Julian era decisamente scivolato in un sogno più tranquillo
ora.
Cercando di muoversi lentamente, Paul si alzò dalla sedia a
dondolo e sistemò il bambino nella culla. Lo osservò per qualche altro minuto,
gli accarezzò la guancia e poi si voltò.
John era di fronte a lui, appoggiato allo stipite della
porta, con le braccia incrociate sul petto.
“Ci sei riuscito?”
Paul sorrise e lo raggiunse, appoggiandosi dalla parte
opposta: “Avevi anche dei dubbi?”
“No, certo che no. Altrimenti non ti avrei chiamato. –
esclamò soddisfatto - Quindi era sufficiente che gli cantassi una ninna nanna?”
“Aveva solo bisogno di qualcuno abbastanza tranquillo da
calmare anche lui. I bambini le percepiscono queste cose.”

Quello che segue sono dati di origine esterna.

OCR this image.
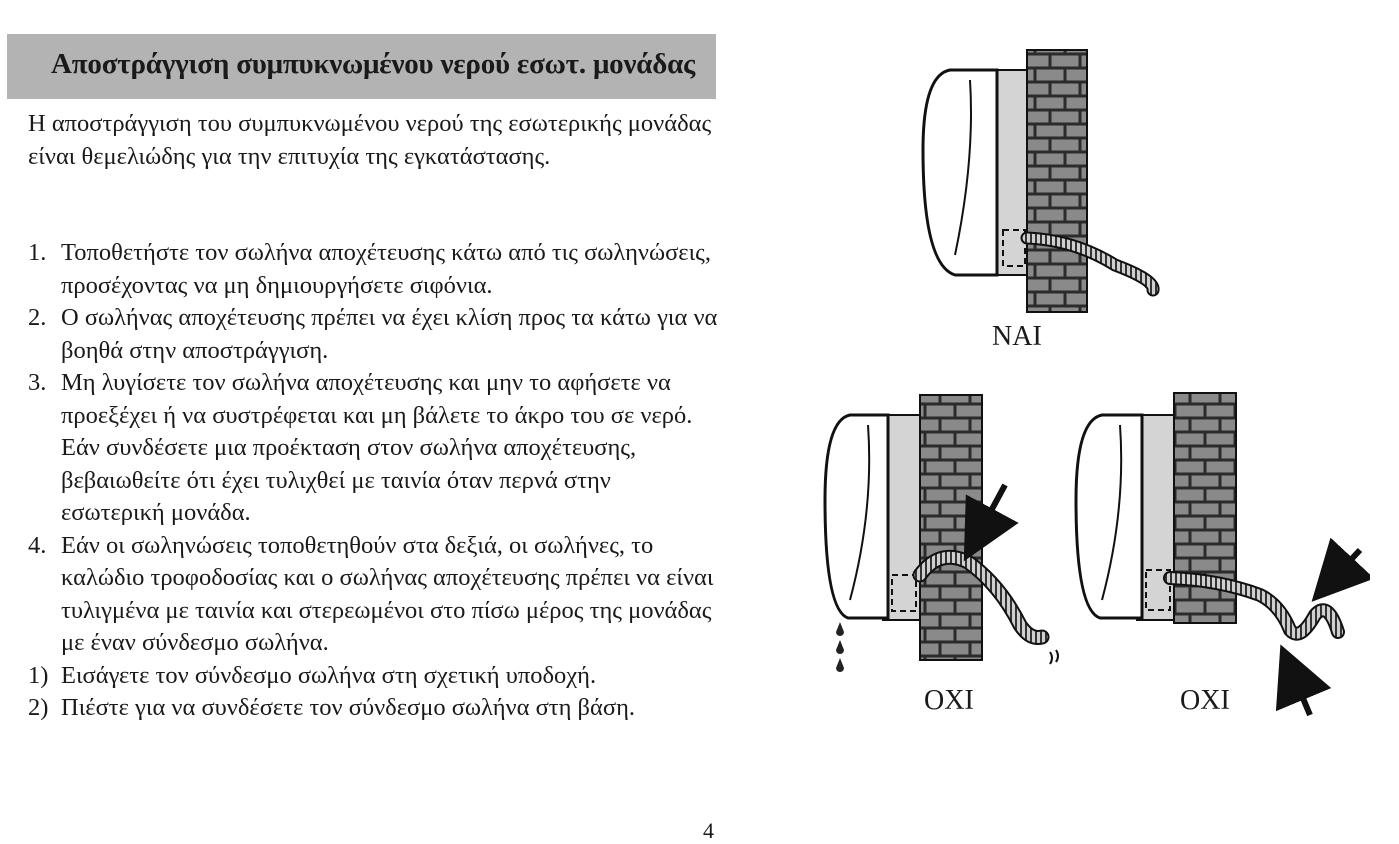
Αποστράγγιση συμπυκνωμένου νερού εσωτ. μονάδας
Η αποστράγγιση του συμπυκνωμένου νερού της εσωτερικής μονάδας είναι θεμελιώδης για την επιτυχία της εγκατάστασης.
1. Τοποθετήστε τον σωλήνα αποχέτευσης κάτω από τις σωληνώσεις, προσέχοντας να μη δημιουργήσετε σιφόνια.
2. Ο σωλήνας αποχέτευσης πρέπει να έχει κλίση προς τα κάτω για να βοηθά στην αποστράγγιση.
3. Μη λυγίσετε τον σωλήνα αποχέτευσης και μην το αφήσετε να προεξέχει ή να συστρέφεται και μη βάλετε το άκρο του σε νερό. Εάν συνδέσετε μια προέκταση στον σωλήνα αποχέτευσης, βεβαιωθείτε ότι έχει τυλιχθεί με ταινία όταν περνά στην εσωτερική μονάδα.
4. Εάν οι σωληνώσεις τοποθετηθούν στα δεξιά, οι σωλήνες, το καλώδιο τροφοδοσίας και ο σωλήνας αποχέτευσης πρέπει να είναι τυλιγμένα με ταινία και στερεωμένοι στο πίσω μέρος της μονάδας με έναν σύνδεσμο σωλήνα.
1) Εισάγετε τον σύνδεσμο σωλήνα στη σχετική υποδοχή.
2) Πιέστε για να συνδέσετε τον σύνδεσμο σωλήνα στη βάση.
4
ΝΑΙ
ΟΧΙ	ΟΧΙ
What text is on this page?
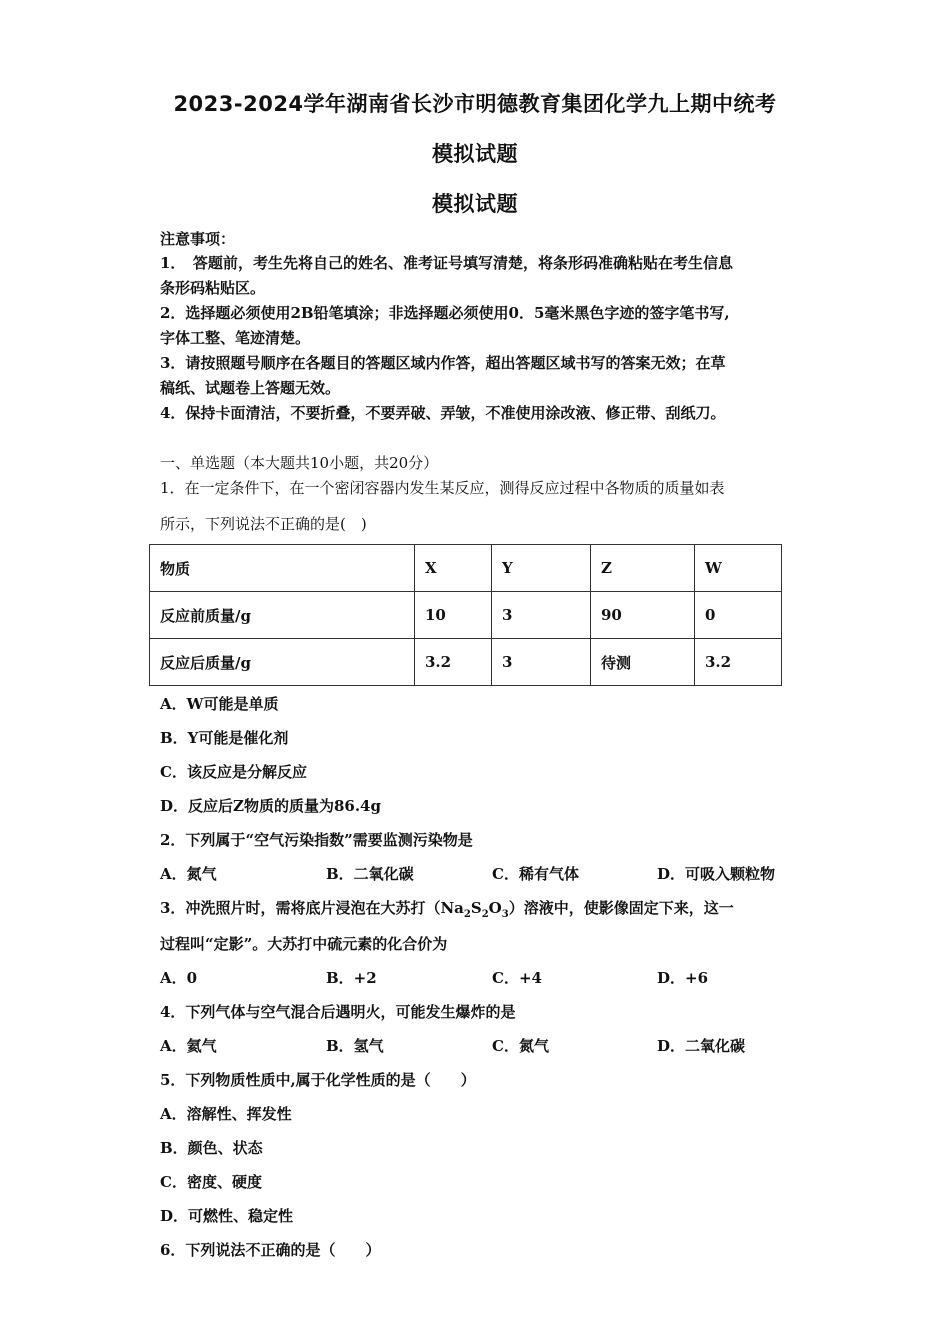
2023-2024学年湖南省长沙市明德教育集团化学九上期中统考
模拟试题
模拟试题
注意事项：
1．　答题前，考生先将自己的姓名、准考证号填写清楚，将条形码准确粘贴在考生信息
条形码粘贴区。
2．选择题必须使用2B铅笔填涂；非选择题必须使用0．5毫米黑色字迹的签字笔书写,
字体工整、笔迹清楚。
3．请按照题号顺序在各题目的答题区域内作答，超出答题区域书写的答案无效；在草
稿纸、试题卷上答题无效。
4．保持卡面清洁，不要折叠，不要弄破、弄皱，不准使用涂改液、修正带、刮纸刀。
一、单选题（本大题共10小题，共20分）
1．在一定条件下，在一个密闭容器内发生某反应，测得反应过程中各物质的质量如表
所示，下列说法不正确的是(　)
物质	X	Y	Z	W
反应前质量/g	10	3	90	0
反应后质量/g	3.2	3	待测	3.2
A．W可能是单质
B．Y可能是催化剂
C．该反应是分解反应
D．反应后Z物质的质量为86.4g
2．下列属于“空气污染指数”需要监测污染物是
A．氮气	B．二氧化碳	C．稀有气体	D．可吸入颗粒物
3．冲洗照片时，需将底片浸泡在大苏打$(Na_2S_2O_3)$溶液中，使影像固定下来，这一
过程叫“定影”。大苏打中硫元素的化合价为
A．0	B．+2	C．+4	D．+6
4．下列气体与空气混合后遇明火，可能发生爆炸的是
A．氦气	B．氢气	C．氮气	D．二氧化碳
5．下列物质性质中,属于化学性质的是（　　）
A．溶解性、挥发性
B．颜色、状态
C．密度、硬度
D．可燃性、稳定性
6．下列说法不正确的是（　　）
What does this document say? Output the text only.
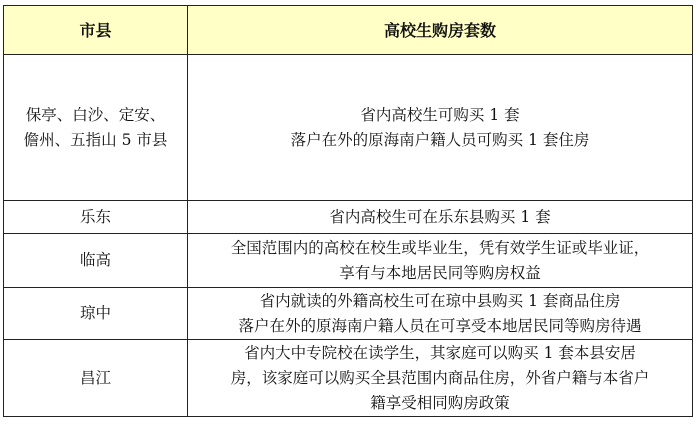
市县	高校生购房套数

保亭、白沙、定安、
儋州、五指山 5 市县	省内高校生可购买 1 套
落户在外的原海南户籍人员可购买 1 套住房

乐东	省内高校生可在乐东县购买 1 套

临高	全国范围内的高校在校生或毕业生，凭有效学生证或毕业证，
享有与本地居民同等购房权益

琼中	省内就读的外籍高校生可在琼中县购买 1 套商品住房
落户在外的原海南户籍人员在可享受本地居民同等购房待遇

昌江	省内大中专院校在读学生，其家庭可以购买 1 套本县安居
房，该家庭可以购买全县范围内商品住房，外省户籍与本省户
籍享受相同购房政策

John sospirò in qualche modo rassegnato, abbandonando la
testa all’indietro: “Allora non ce la farò mai. Ha scelto il padre sbagliato.”
“Lui non ha scelto un bel niente. Sei tu che devi scegliere
se fregartene di lui o impegnarti per essere un buon padre.” sbottò, forse un
po’ troppo rude, ma la rassegnazione di John gli dava sui nervi certe volte.
Erano momenti in cui Paul doveva trattenersi dal prenderlo
a schiaffi, e ci riusciva sapendo che in fondo le maniere forti non avevano mai
funzionato su di lui.
L’espressione di John si incupì improvvisamente e lui
aggrottò la fronte: “Io mi sto impegnando.”
“Lo so.” disse Paul, più dolcemente questa volta.
“Allora perché non ci riesco?”
Paul scrollò le spalle: “Non lo so… ma non devi
preoccuparti, sai, perché ci sarò sempre io ad aiutarti.”
“Sempre?”
“Sempre… ogni volta che vorrai.” disse Paul, avvicinandosi
a lui e appoggiando una mano sul suo cuore.
Il suo battito cardiaco non era affatto migliorato, era più
veloce che mai. E Paul lo rimproverò con uno dei suoi sguardi più eloquenti.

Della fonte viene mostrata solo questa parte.